In summary, the volume contains several useful and worthwhile papers, but doesn’t really hang together as a collection. There are also rather many typographical errors or infelicities in the English, although most of them do not fundamentally affect the sense and will be easy enough for readers to spot.
Authors and Titles
Introduction: Language contact, comparative linguistics, and comparative literature in their historical and cultural context (Carlotta Viti)
Le grec ancien: une réalité multiforme (Monique Bile, René Hodot, Guy Vottéro)

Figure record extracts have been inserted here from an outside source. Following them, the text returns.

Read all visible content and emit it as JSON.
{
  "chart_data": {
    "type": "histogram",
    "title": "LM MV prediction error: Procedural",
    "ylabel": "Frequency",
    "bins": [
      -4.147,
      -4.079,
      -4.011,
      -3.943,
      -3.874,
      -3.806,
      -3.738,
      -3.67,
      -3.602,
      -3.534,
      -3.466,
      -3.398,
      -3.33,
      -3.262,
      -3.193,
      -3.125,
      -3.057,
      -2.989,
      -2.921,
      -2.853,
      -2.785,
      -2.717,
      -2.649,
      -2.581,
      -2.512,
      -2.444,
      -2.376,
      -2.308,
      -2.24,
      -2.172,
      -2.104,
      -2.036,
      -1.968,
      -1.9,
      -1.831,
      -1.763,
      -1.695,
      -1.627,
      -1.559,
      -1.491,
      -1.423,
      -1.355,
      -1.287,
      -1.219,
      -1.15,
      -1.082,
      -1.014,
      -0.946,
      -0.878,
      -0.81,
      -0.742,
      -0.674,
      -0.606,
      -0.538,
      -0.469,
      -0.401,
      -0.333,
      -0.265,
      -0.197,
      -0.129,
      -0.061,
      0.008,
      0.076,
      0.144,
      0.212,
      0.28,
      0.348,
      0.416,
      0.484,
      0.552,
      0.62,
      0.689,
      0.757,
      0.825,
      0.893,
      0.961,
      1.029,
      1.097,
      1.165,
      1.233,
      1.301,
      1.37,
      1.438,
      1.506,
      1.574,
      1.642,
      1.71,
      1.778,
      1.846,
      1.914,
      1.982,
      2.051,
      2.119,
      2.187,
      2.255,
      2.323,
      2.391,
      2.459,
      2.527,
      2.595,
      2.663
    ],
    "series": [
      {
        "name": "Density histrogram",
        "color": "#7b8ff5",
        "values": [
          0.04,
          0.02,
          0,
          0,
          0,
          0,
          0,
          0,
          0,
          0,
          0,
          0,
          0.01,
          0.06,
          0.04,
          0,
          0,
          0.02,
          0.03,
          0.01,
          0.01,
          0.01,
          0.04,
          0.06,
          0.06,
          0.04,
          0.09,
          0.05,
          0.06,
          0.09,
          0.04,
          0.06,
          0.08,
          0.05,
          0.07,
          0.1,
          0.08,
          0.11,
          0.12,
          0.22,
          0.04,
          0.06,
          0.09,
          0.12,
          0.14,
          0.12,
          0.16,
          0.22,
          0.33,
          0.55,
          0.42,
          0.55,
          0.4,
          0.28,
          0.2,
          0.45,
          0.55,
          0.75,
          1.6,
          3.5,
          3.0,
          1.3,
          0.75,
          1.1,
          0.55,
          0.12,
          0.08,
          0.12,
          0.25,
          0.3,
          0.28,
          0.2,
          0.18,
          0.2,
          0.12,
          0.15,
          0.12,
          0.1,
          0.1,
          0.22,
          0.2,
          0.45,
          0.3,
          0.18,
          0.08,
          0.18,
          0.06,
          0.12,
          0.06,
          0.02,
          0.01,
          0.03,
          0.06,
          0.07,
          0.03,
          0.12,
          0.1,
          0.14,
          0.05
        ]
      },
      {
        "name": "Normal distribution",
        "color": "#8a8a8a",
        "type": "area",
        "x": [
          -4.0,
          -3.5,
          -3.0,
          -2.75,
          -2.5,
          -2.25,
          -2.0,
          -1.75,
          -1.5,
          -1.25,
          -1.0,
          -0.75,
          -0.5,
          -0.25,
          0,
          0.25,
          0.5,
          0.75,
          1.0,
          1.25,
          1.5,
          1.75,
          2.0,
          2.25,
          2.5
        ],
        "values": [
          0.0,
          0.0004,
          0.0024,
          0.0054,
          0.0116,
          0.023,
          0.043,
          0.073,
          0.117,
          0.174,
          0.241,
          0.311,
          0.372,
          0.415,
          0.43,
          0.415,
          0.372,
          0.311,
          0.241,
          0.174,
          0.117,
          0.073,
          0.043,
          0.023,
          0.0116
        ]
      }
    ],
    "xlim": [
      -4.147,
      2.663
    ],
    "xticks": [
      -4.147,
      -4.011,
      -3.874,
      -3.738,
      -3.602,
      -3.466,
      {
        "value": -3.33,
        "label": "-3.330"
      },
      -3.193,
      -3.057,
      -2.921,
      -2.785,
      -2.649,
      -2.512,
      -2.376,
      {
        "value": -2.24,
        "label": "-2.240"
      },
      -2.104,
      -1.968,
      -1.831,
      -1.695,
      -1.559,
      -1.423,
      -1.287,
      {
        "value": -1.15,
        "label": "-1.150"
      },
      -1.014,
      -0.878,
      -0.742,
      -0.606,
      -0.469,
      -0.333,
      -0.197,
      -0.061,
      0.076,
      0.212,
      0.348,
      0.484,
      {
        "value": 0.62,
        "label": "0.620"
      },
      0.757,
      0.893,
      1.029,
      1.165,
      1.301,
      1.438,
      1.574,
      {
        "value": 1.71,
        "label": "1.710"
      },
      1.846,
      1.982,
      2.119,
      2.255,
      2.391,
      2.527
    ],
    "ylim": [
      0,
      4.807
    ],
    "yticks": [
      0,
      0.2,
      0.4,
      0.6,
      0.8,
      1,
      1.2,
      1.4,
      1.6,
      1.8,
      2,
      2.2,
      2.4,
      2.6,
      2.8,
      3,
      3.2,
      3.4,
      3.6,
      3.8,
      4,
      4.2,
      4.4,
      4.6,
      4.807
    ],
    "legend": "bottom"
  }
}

La signature des hiéromnémons (À propos des tablettes de Locres n° 15 et 26) (Emmanuel Weiss)
The Magna Graecia Tablets in the Dodona Corpus (Georgios K. Giannakis)
From the Files of a new Bechtel, Die historischen Personennamen des Griechischen (José Luis García Ramón)
Ancient Greek and late Anatolian languages: from coexistence on the territory to survival in the scholarly tradition (Valerio Pisaniello & Stella Merlin)
The imperfective meaning of the Epic-Ionic -σκ-iteratives as Graeco-Anatolian isogloss? An analysis of the aspect use in the Epic-Ionic -σκ-iteratives in the Odyssey (Filip De Decker)
Comments on an Old Latin Inscription from San Giuliano (CIL I2, 2780) (Rex Wallace)
Vowel reduction and deletion in Archaic Latin: contact-induced phenomena? (Luca Rigobianco)
Nausistrata (Ter. Phorm. 784-1055) (Gualtiero Calboli)
Syntactic Theory and Textual Criticism in Plautus: Camerarius’ Emendation of Amphitruo 260 (Michael Weiss & Ryan Windhearn)
The creation of linguistic metalanguage in Antiquity and Middle Ages as result of translational processes (Paola Cotticelli-Kurras)
La négation comme moteur de l’évolution linguistique (Anna Orlandini & Paolo Poccetti)
Language Contact in Antiquity. Participial Constructions in Hellenistic Greek, Hebrew/Aramaic and Old Church Slavonic (Vit Bubenik)
Observations on the variation of word-order: a comparison of Preclassical, Classical and Biblical Latin (Mauro Aresu & Silvia Cabriolu)
The Vandalic language in the light of Latin medieval manuscripts (Francesca Cotugno)
Notes
[1] ‘etwas von dem leben der sprache unzertrennliches’ p. 338 of the 1886 edition and retained in all subsequent editions.
[2] Guglielmo Inglese and Simone Mattiola (2020). Pluractionality in Hittite: A new look at the suffix -ške/a-. STUF Language Typology and Universals, 73.2, 261–303.